Is it just me? I know I am the only person in America who has only one credit card bill and pays it in full every month. For the rest of you, the dozens of cards in your wallet are the equivalent of a chemical dependency somewhere between nicotine and heroin. So maybe anything that can limit how often you fix is a good thing.
But I am honestly wondering to how many people this scheme will have appeal. To make use of this, you would have to be the sort of person with low enough willpower to need to resort to restricting your spending via a limit, after which your card turns into something only useful for jimmying cheap locks. And you would have to be the sort of person for whom a single overall limit does not work. The sort of person who is irresistibly compelled to spend $20 of the entertainment budget on clothes and is then filled with self-loathing afterward.
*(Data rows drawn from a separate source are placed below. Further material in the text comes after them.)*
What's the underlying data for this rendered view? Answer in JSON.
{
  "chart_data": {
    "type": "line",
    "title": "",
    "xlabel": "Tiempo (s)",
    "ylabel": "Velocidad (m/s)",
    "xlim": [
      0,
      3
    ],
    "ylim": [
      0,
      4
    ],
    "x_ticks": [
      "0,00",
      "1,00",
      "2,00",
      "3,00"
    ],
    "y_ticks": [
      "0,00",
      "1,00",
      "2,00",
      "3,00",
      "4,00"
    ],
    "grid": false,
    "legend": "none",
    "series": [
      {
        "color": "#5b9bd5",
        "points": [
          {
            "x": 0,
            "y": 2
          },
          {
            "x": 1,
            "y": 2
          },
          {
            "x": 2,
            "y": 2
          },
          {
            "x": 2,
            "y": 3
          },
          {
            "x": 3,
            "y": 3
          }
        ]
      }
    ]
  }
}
Is that a big market? MasterCard and Citibank seem to think so. (As an aside, if you missed it, read the Wall Street Journal’s presumably tongue-in-cheek investigation of the mysterious S. Larson who has been signing Citibank’s customer service letters for decades.)
The inControl card feature also allows you to set up fraud alerts and use prohibitions so that you can help fight fraud, that is, help the bank do its job. (Another area of my confusion which I have previously shared.) An example given by the Times: “Tell your card issuer to never allow charges originating from the fraud-prone countries that end in “stan” or “ia.”.” That ought to show those Austrians.
The article does discuss one use of this that does make sense to me. A parent or employer could restrict the things that could be charged on their account by their child or employee. So you could pack Junior off to college with a card that was good at bookstores, supermarkets, gas stations, and church fairs, but could not be used at pizzerias, liquor stores, strip clubs, or tattoo parlors.
And, in fact, that sort of control over what gets charged makes a great deal of sense. The versatility of a MasterCard is a great thing in your own wallet, but it is a liability if you are giving it to somebody else to be used only on certain things.
But when you start pretending you are two people, both the parent who imposes restrictions and the child who needs them, you lose me. But trying to resolve my confusion on this has led me to a new, even better, feature that MasterCard could offer.
parentalControl will allow grown children to have their parents notified whenever they exceed their pre-set spending limits on certain categories. So, although the charge at the fancy restaurant will go through, Mom will get an email with the charge details saying that you have exceeded your dining out limit for the month. The next day she will call you at work and ask who you were out with and is it serious.